7.1.4. Recoding at search time

You may use BrowserCharset command to choose a charset which will be used to display search results. BrowserCharset may differ from LocalCharset, DataparkSearch will recode all data automaticaly.

7.1.5. Document charset detection

indexer detects document character set in this order:

  1. "Content-type: text/html; charset=xxx"

  2. <META NAME="Content-Type" CONTENT="text/html; charset=xxx">

    Selection of this variant may be switch off by command: GuesserUseMeta no in your indexer.conf.

  3. Defaults from "Charset" field in Common Parameters

7.1.6. Automatic charset guesser

DataparkSearch has an automatic charset and language guesser. It currently recognizes more than 100 various charsets and languages. Charset and language detection is implemented using "N-Gram-Based Text Categorization" technique. There is a number of so called "language map" files, one for each language-charset pair. They are installed under /usr/local/dpsearch/etc/langmap/ directory by default. Take a look there to check the list of currently provided charset-language pairs. Guesser works fine for texts bigger than 500 characters. Shorter texts may not be guessed well.

7.1.6.1. Build your own language maps

To build your own language map use dpguesser utility. In addition, your need to collect file with language samples in charset desired. For new language map creation, use the following command:


        dpguesser -p -c charset -l language < FILENAME > language.charset.lm

You can also use dpguesser utility for guessing document's language and charset by existing language maps. To do this, use following command:


        dpguesser [-n maxhits] < FILENAME

For some languages, it may be used few different charset.

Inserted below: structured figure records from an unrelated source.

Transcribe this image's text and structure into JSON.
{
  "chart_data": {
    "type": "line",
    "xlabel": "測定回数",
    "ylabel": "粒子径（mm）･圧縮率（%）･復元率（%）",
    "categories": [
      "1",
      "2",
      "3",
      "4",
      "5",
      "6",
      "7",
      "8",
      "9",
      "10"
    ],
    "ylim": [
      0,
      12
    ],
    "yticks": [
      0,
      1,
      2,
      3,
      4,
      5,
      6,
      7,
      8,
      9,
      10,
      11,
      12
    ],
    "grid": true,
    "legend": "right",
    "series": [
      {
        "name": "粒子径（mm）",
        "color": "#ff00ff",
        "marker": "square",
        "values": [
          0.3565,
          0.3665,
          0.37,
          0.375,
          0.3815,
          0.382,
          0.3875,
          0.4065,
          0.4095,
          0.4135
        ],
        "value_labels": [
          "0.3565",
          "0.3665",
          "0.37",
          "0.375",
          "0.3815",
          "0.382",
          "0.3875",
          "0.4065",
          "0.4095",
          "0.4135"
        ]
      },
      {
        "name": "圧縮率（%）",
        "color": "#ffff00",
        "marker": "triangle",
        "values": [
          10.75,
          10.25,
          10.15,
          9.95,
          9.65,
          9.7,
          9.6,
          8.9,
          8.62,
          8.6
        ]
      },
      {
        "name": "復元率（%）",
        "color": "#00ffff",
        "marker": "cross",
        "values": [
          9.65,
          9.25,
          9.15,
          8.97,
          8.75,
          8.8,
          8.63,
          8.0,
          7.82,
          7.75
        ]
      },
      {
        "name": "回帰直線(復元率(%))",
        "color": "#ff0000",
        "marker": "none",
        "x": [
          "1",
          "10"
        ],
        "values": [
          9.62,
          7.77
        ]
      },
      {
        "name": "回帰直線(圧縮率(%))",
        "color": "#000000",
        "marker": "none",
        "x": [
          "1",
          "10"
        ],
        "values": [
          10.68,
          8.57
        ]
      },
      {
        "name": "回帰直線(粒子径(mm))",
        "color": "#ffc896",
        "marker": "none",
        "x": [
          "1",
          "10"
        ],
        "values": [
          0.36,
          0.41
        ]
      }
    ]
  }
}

To convert from one charset supported by DataparkSearch to another, use dpconv utility.


        dpconv [OPTIONS] -f charset_from -t charset_to [configfile] < infile > outfile

By default, both dpguesser and dpconv utilities is installed into /usr/local/dpsearch/sbin/ directory.

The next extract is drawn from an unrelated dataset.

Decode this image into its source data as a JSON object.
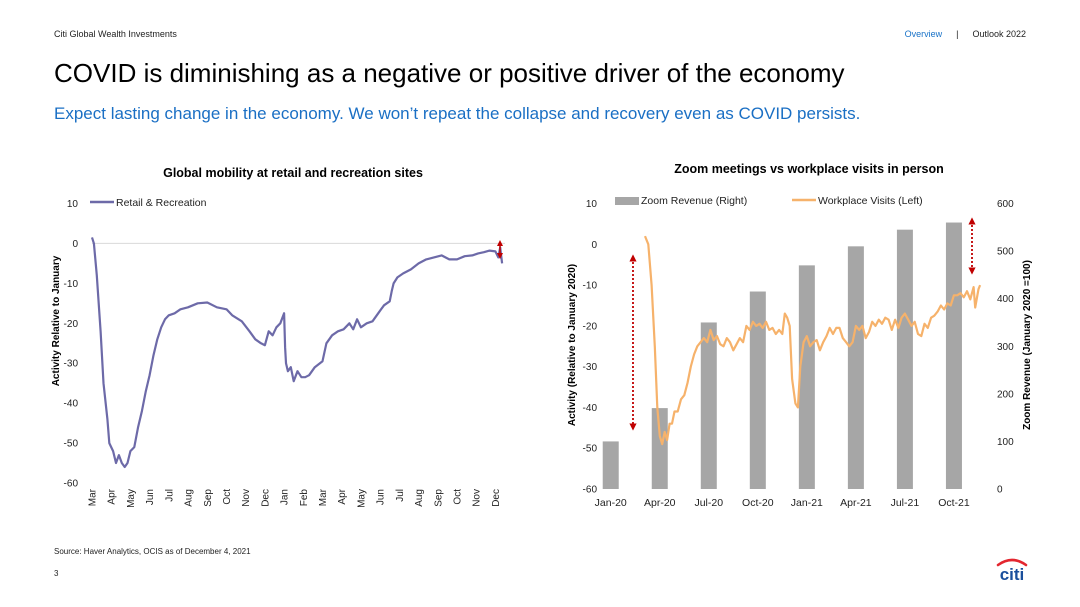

DataparkSearch has an ability to update language and charset maps automatically while indexing, if remote server supply with pages exactly specified language and charset. To enable this function, specify command


LangMapUpdate yes
in your indexer.conf file.

7.1.7. Default charset

Use RemoteCharset command in indexer.conf to choose the default charset of indexed servers.

7.1.8. Default Language

You can set default language for Servers by using DefaultLang indexer.conf variable. This is useful while restricting search by URL language.

7.1.9. Recoding during search

You may display search results in any charset supported by DataparkSearch. Use BrowserCharset command in search.htm to select charset for search results. This charset may be different from LocalCharset specified. All recodings will done automatically.